Passei muitos anos da minha vida odiando gente Cult. Eita povinho chato que sempre fica olhando para a gente com aquele ar superior de: “Sou mais inteligente que tu. Morra!”


Vivem citando filósofos, psicanalistas, falando de músicas heavy metal ou filmes antigos, me dá nos nervos. Eles não sabem aproveitar a vida.


Não sou uma pessoa que se possa considerar burra, mas vocês não imaginam a cara de reprovação desses seres quando descobrem que eu gosto de cachaça, funk, Luiz Caldas e Harry Potter.


Uma vez um cara me perguntou como uma menina inteligente podia ter um gosto musical deplorável de empregada dos anos 80.


Oi?


Pára tudo, né? Desde quando inteligência tem algo a ver com meu estilo musical. Sou inteligente e danço Kaoma, qual o problema cidadão?


Há muito tempo atrás, quando eu ainda estava na faculdade, um professor meu me disse: “Mulheres inteligentes como tu não gostam de sexo, Priscila”.


Oi?


Outra vez, estava me preparando para atuar no Tribunal do Júri e acabei encontrando no corredor um cara que tinha conhecido na balada. Ele me disse: “Priscila, é tu mesma com essa roupa? (estava com a veste talar) Nossa, não sabia que tu eras tão séria!”


Oi?


Sim, meus caros. Já li Níti (eu admito q não sei escrever o nome dele), Descartes, Frijof Capra, Hobbes, Maquiavel, Aristóteles, Montesquieu, Freud, Jung, Adam Smith, Marx e por aí vai...


Mas isso não me faz odiar o belo humor negro das tirinhas do Dr. Pepper e ler as inacreditáveis crônicas de Nelson Rodrigues, por exemplo.


Sim, eu assisto às novelas e, pasmem, eu gosto mesmo é de novela mexicana.


Essas pessoinhas sem graça costumam dizer que mal gosto não se discute, só se lamenta. Podem lamentar a vontade desde que em silêncio. Sorry, mas enquanto eles se lamentam... eu me divirto.


Nada contra Platão, sabe. Mas é que no fundo, eu sou fã mesma do Baco. Afinal, do Platão herdamos o amor platônico e de Baco herdamos o bacanal. Rá! ;)
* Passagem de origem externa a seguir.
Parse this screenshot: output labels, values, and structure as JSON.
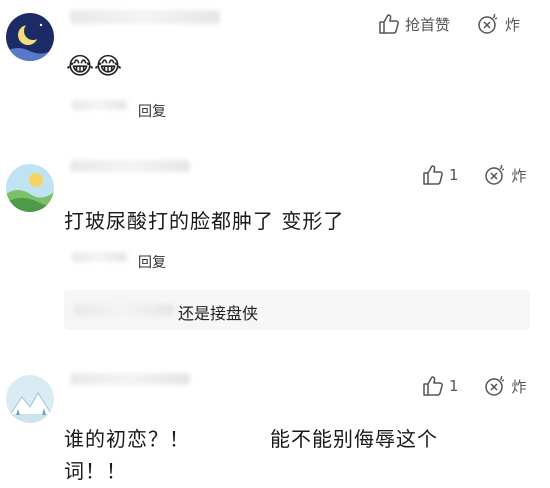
{
  "comments": [
    {
      "avatar": "moon-night-avatar",
      "like_label": "抢首赞",
      "bomb_label": "炸",
      "content": "😂😂",
      "reply_label": "回复"
    },
    {
      "avatar": "landscape-avatar",
      "like_label": "1",
      "bomb_label": "炸",
      "content": "打玻尿酸打的脸都肿了 变形了",
      "reply_label": "回复",
      "sub_reply": "还是接盘侠"
    },
    {
      "avatar": "snow-mountain-avatar",
      "like_label": "1",
      "bomb_label": "炸",
      "content_line1_a": "谁的初恋？！",
      "content_line1_b": "能不能别侮辱这个",
      "content_line2": "词！！"
    }
  ],
  "colors": {
    "text": "#1a1a1a",
    "icon": "#555555",
    "sub_bg": "#f6f6f6"
  }
}
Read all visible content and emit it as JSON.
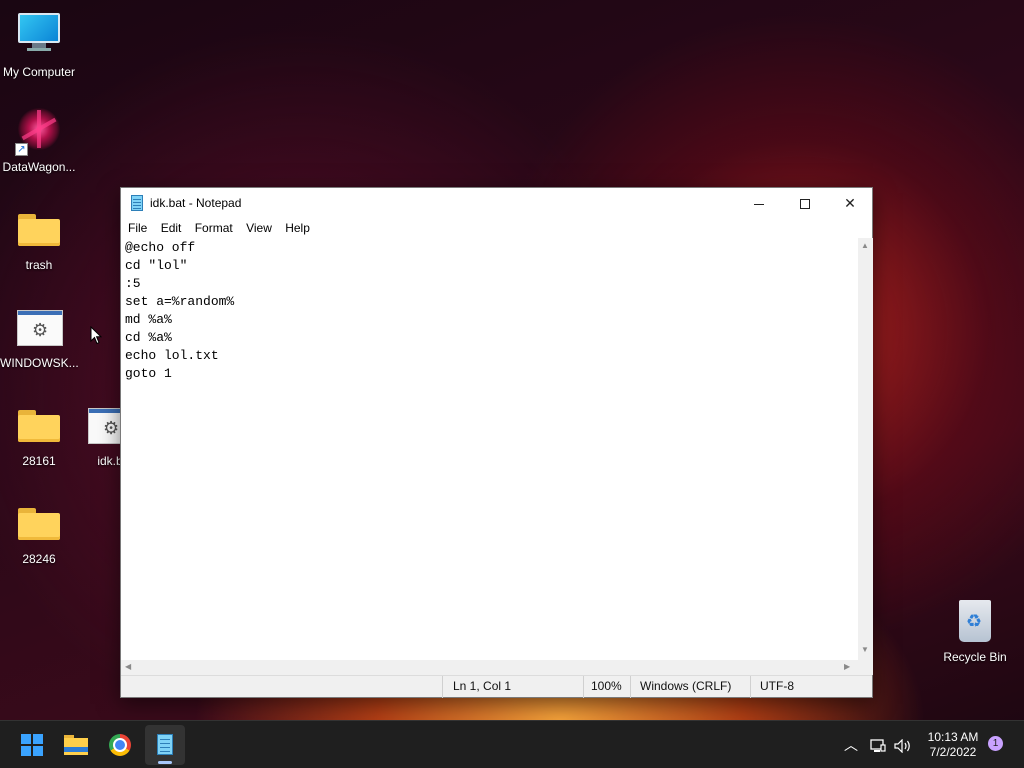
{
  "desktop": {
    "icons": [
      {
        "label": "My Computer"
      },
      {
        "label": "DataWagon..."
      },
      {
        "label": "trash"
      },
      {
        "label": "WINDOWSK..."
      },
      {
        "label": "28161"
      },
      {
        "label": "idk.b"
      },
      {
        "label": "28246"
      },
      {
        "label": "Recycle Bin"
      }
    ]
  },
  "window": {
    "title": "idk.bat - Notepad",
    "menu": [
      "File",
      "Edit",
      "Format",
      "View",
      "Help"
    ],
    "content": "@echo off\ncd \"lol\"\n:5\nset a=%random%\nmd %a%\ncd %a%\necho lol.txt\ngoto 1",
    "status": {
      "position": "Ln 1, Col 1",
      "zoom": "100%",
      "line_ending": "Windows (CRLF)",
      "encoding": "UTF-8"
    }
  },
  "taskbar": {
    "clock": {
      "time": "10:13 AM",
      "date": "7/2/2022"
    },
    "notification_count": "1"
  },
  "colors": {
    "accent": "#3aa3ff",
    "taskbar": "#1f1f1f",
    "active_indicator": "#a8c7fa"
  }
}
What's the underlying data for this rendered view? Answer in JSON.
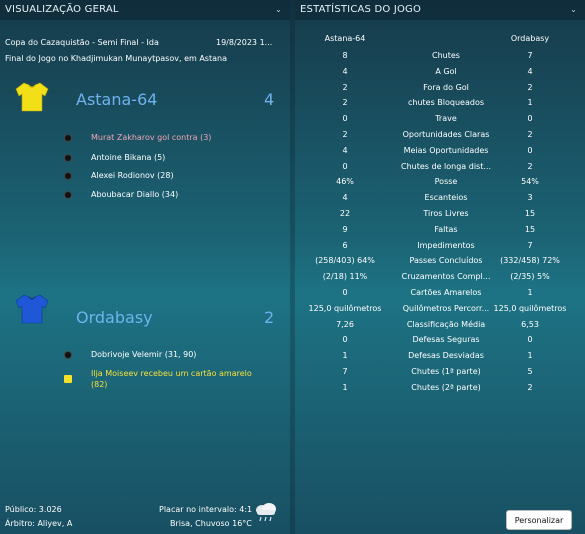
{
  "headers": {
    "overview": "VISUALIZAÇÃO GERAL",
    "stats": "ESTATÍSTICAS DO JOGO"
  },
  "match": {
    "competition": "Copa do Cazaquistão - Semi Final - Ida",
    "date": "19/8/2023 1...",
    "venue": "Final do Jogo no Khadjimukan Munaytpasov, em Astana"
  },
  "home": {
    "name": "Astana-64",
    "score": "4",
    "shirt_color": "#f2df17",
    "events": [
      {
        "type": "own-goal",
        "text": "Murat Zakharov gol contra (3)"
      },
      {
        "type": "goal",
        "text": "Antoine Bikana (5)"
      },
      {
        "type": "goal",
        "text": "Alexei Rodionov (28)"
      },
      {
        "type": "goal",
        "text": "Aboubacar Diallo (34)"
      }
    ]
  },
  "away": {
    "name": "Ordabasy",
    "score": "2",
    "shirt_color": "#1f58d6",
    "events": [
      {
        "type": "goal",
        "text": "Dobrivoje Velemir (31, 90)"
      },
      {
        "type": "yellow-card",
        "text_line1": "Ilja Moiseev recebeu um cartão amarelo",
        "text_line2": "(82)"
      }
    ]
  },
  "stats": {
    "home_label": "Astana-64",
    "away_label": "Ordabasy",
    "rows": [
      {
        "home": "8",
        "label": "Chutes",
        "away": "7"
      },
      {
        "home": "4",
        "label": "A Gol",
        "away": "4"
      },
      {
        "home": "2",
        "label": "Fora do Gol",
        "away": "2"
      },
      {
        "home": "2",
        "label": "chutes Bloqueados",
        "away": "1"
      },
      {
        "home": "0",
        "label": "Trave",
        "away": "0"
      },
      {
        "home": "2",
        "label": "Oportunidades Claras",
        "away": "2"
      },
      {
        "home": "4",
        "label": "Meias Oportunidades",
        "away": "0"
      },
      {
        "home": "0",
        "label": "Chutes de longa dist...",
        "away": "2"
      },
      {
        "home": "46%",
        "label": "Posse",
        "away": "54%"
      },
      {
        "home": "4",
        "label": "Escanteios",
        "away": "3"
      },
      {
        "home": "22",
        "label": "Tiros Livres",
        "away": "15"
      },
      {
        "home": "9",
        "label": "Faltas",
        "away": "15"
      },
      {
        "home": "6",
        "label": "Impedimentos",
        "away": "7"
      },
      {
        "home": "(258/403) 64%",
        "label": "Passes Concluídos",
        "away": "(332/458) 72%"
      },
      {
        "home": "(2/18) 11%",
        "label": "Cruzamentos Compl...",
        "away": "(2/35) 5%"
      },
      {
        "home": "0",
        "label": "Cartões Amarelos",
        "away": "1"
      },
      {
        "home": "125,0 quilômetros",
        "label": "Quilômetros Percorr...",
        "away": "125,0 quilômetros"
      },
      {
        "home": "7,26",
        "label": "Classificação Média",
        "away": "6,53"
      },
      {
        "home": "0",
        "label": "Defesas Seguras",
        "away": "0"
      },
      {
        "home": "1",
        "label": "Defesas Desviadas",
        "away": "1"
      },
      {
        "home": "7",
        "label": "Chutes (1ª parte)",
        "away": "5"
      },
      {
        "home": "1",
        "label": "Chutes (2ª parte)",
        "away": "2"
      }
    ]
  },
  "footer": {
    "attendance": "Público: 3.026",
    "referee": "Árbitro: Aliyev, A",
    "halftime": "Placar no intervalo: 4:1",
    "weather": "Brisa, Chuvoso 16°C",
    "weather_icon": "rain-cloud-icon",
    "customize_label": "Personalizar"
  }
}
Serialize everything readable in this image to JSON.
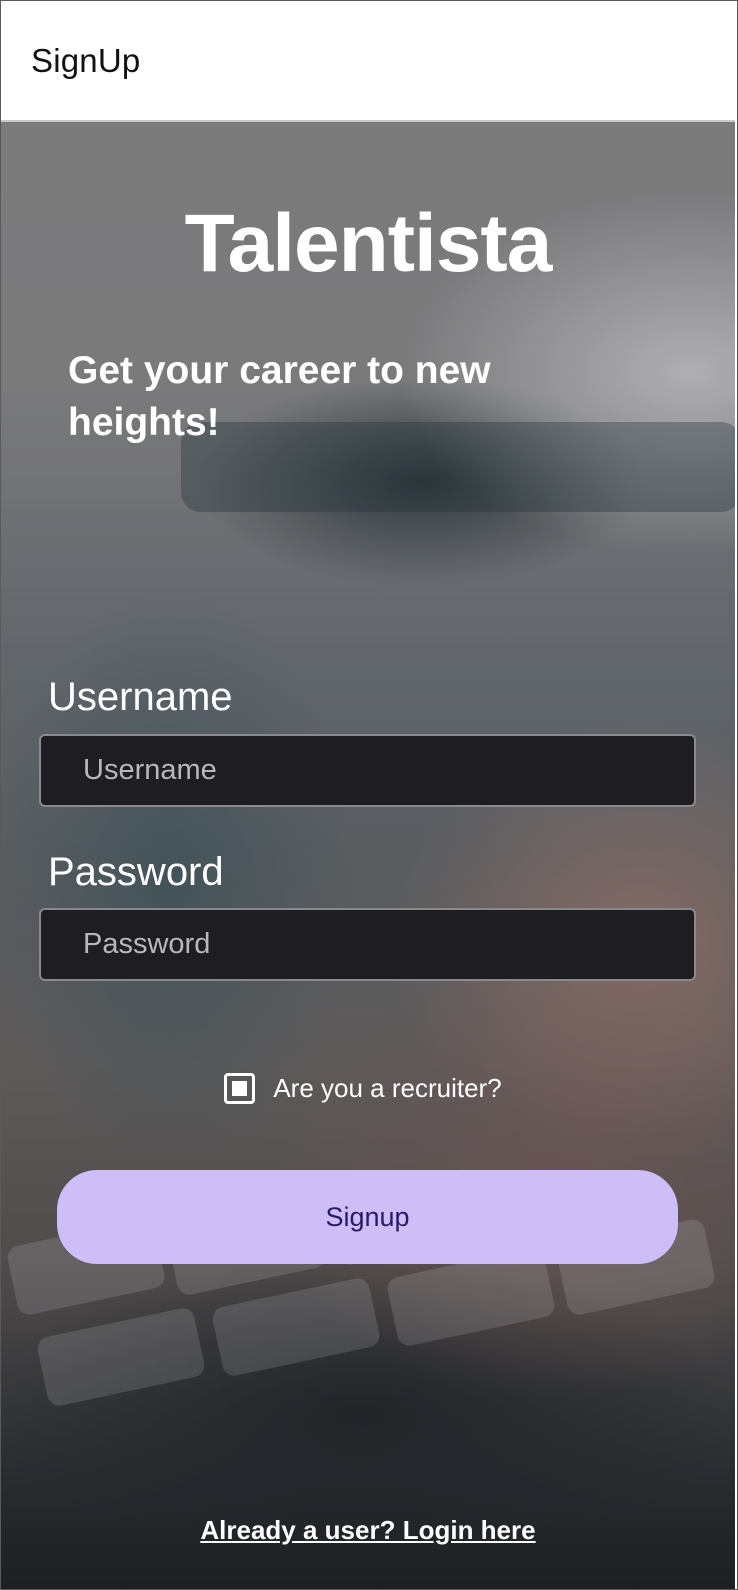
{
  "app_bar": {
    "title": "SignUp"
  },
  "hero": {
    "brand": "Talentista",
    "tagline": "Get your career to new heights!"
  },
  "form": {
    "username": {
      "label": "Username",
      "placeholder": "Username",
      "value": ""
    },
    "password": {
      "label": "Password",
      "placeholder": "Password",
      "value": ""
    },
    "recruiter_checkbox": {
      "label": "Are you a recruiter?",
      "checked": true
    },
    "submit_label": "Signup"
  },
  "footer": {
    "login_link": "Already a user? Login here"
  },
  "colors": {
    "button_bg": "#cdbef7",
    "button_text": "#2a1a66",
    "input_bg": "#1e1d22",
    "app_bar_bg": "#ffffff"
  }
}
5 Response to "Tu és cult? Que pena!"

  1. Acho que o problema não é citar filósofos, bandas cult e filmes antigos. Afinal quando a gente gosta de uma coisa gosta de falar sobre ela. Mas é um pé no saco quando o fulano se acha melhor do que os outros só porque gosta de "entretenimentos inteligentes". Há também aqueles que se obrigam a não gostar de nada que seja popularesco só para não parecer "ignorante". Ora, eu gosto de Nietzsche (também penava pra escrever o nome do homem, mas de tanto conferir como se escreve acabei decorando), curto uma filosofia assim de leve, gosto de filmes cult (ou pseudo-cults, sei lá), mas também me acabo por um som do Roberto Carlos, assisto os filmes dublados que passam na TV e leio Sabrina, Julia e Bianca. O negócio é ser eclética e não ter vergonha disso.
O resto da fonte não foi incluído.